Objawy: dzienne i nocne zwidy oraz rozmyślania na temat Monstera.
Antidotum: niestety niezwykle kosztowny (nierefundowalny przez NFZ) zabieg zakupu Monstera.
Jeśli koś byłby chętny pomóc mi w moich męczarniach mogę wysłać numer konta na który należy wpłacać swoje oszczędności życia ;)
A tak poważnie to powoli złapałem bakcyla na Duca. Po blisko 2 sezonach za sterami mojej Kawy stwierdziłem iż przyszedł czas na zmiany. Powoli rozglądam się i zbieram informacje co by tu zrobić aby dobrze ulokować wasze szczodre datki które wpłacicie mi na konto. Oczywiście forum przewertowane na wskroś, w necie wszystkie możliwe artykuły przeczytane, allegro przeskanowane. Niestety brak fizycznego obcowania z Monsterem lub z jakimś jego posiadaczem daje się we znaki.

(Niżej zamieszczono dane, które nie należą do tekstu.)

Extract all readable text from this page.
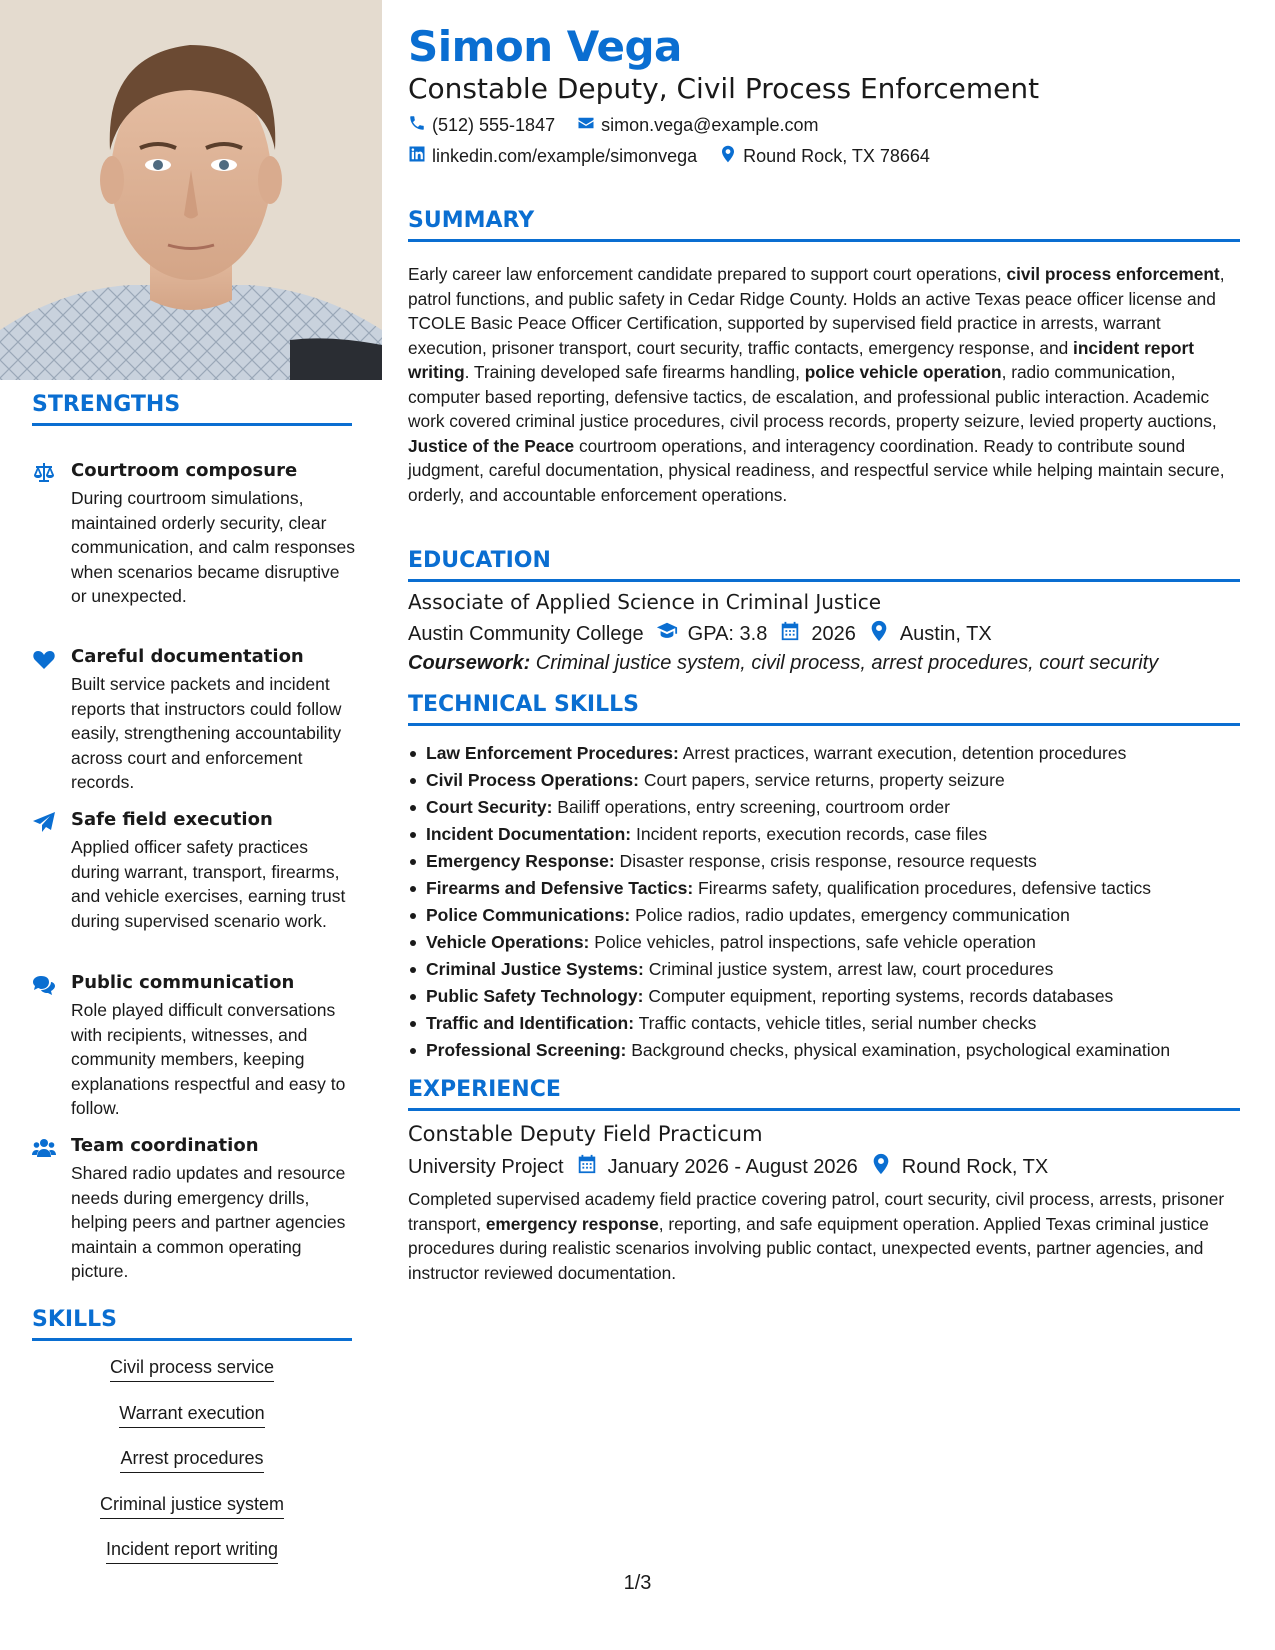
STRENGTHS
Courtroom composure
During courtroom simulations, maintained orderly security, clear communication, and calm responses when scenarios became disruptive or unexpected.
Careful documentation
Built service packets and incident reports that instructors could follow easily, strengthening accountability across court and enforcement records.
Safe field execution
Applied officer safety practices during warrant, transport, firearms, and vehicle exercises, earning trust during supervised scenario work.
Public communication
Role played difficult conversations with recipients, witnesses, and community members, keeping explanations respectful and easy to follow.
Team coordination
Shared radio updates and resource needs during emergency drills, helping peers and partner agencies maintain a common operating picture.
SKILLS
Civil process service
Warrant execution
Arrest procedures
Criminal justice system
Incident report writing
Simon Vega
Constable Deputy, Civil Process Enforcement
(512) 555-1847	simon.vega@example.com
linkedin.com/example/simonvega	Round Rock, TX 78664
SUMMARY
Early career law enforcement candidate prepared to support court operations, civil process enforcement, patrol functions, and public safety in Cedar Ridge County. Holds an active Texas peace officer license and TCOLE Basic Peace Officer Certification, supported by supervised field practice in arrests, warrant execution, prisoner transport, court security, traffic contacts, emergency response, and incident report writing. Training developed safe firearms handling, police vehicle operation, radio communication, computer based reporting, defensive tactics, de escalation, and professional public interaction. Academic work covered criminal justice procedures, civil process records, property seizure, levied property auctions, Justice of the Peace courtroom operations, and interagency coordination. Ready to contribute sound judgment, careful documentation, physical readiness, and respectful service while helping maintain secure, orderly, and accountable enforcement operations.
EDUCATION
Associate of Applied Science in Criminal Justice
Austin Community College GPA: 3.8 2026 Austin, TX
Coursework: Criminal justice system, civil process, arrest procedures, court security
TECHNICAL SKILLS
Law Enforcement Procedures: Arrest practices, warrant execution, detention procedures
Civil Process Operations: Court papers, service returns, property seizure
Court Security: Bailiff operations, entry screening, courtroom order
Incident Documentation: Incident reports, execution records, case files
Emergency Response: Disaster response, crisis response, resource requests
Firearms and Defensive Tactics: Firearms safety, qualification procedures, defensive tactics
Police Communications: Police radios, radio updates, emergency communication
Vehicle Operations: Police vehicles, patrol inspections, safe vehicle operation
Criminal Justice Systems: Criminal justice system, arrest law, court procedures
Public Safety Technology: Computer equipment, reporting systems, records databases
Traffic and Identification: Traffic contacts, vehicle titles, serial number checks
Professional Screening: Background checks, physical examination, psychological examination
EXPERIENCE
Constable Deputy Field Practicum
University Project January 2026 - August 2026 Round Rock, TX
Completed supervised academy field practice covering patrol, court security, civil process, arrests, prisoner transport, emergency response, reporting, and safe equipment operation. Applied Texas criminal justice procedures during realistic scenarios involving public contact, unexpected events, partner agencies, and instructor reviewed documentation.
1/3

Jak to bywa w naszym pięknym kraju na nadmiar gotówki nie narzekam także w grę będzie wchodził 695 (chyba że będę miał naprawdę ciężki napad choroby to się zapożyczę u wszystkich ciotek, wujków oraz reszty rodziny i postawie w garażu 696). Planuję poświęcić trochę czasu na szukanie tej właśnie sztuki a sfinalizować zakup nie później niż na początku przyszłego sezonu. Monsterek ma służyć do codziennych dojazdów do pracy (traska+korki) oraz rzadkich wypadów we dwójkę na niedalekie odległości.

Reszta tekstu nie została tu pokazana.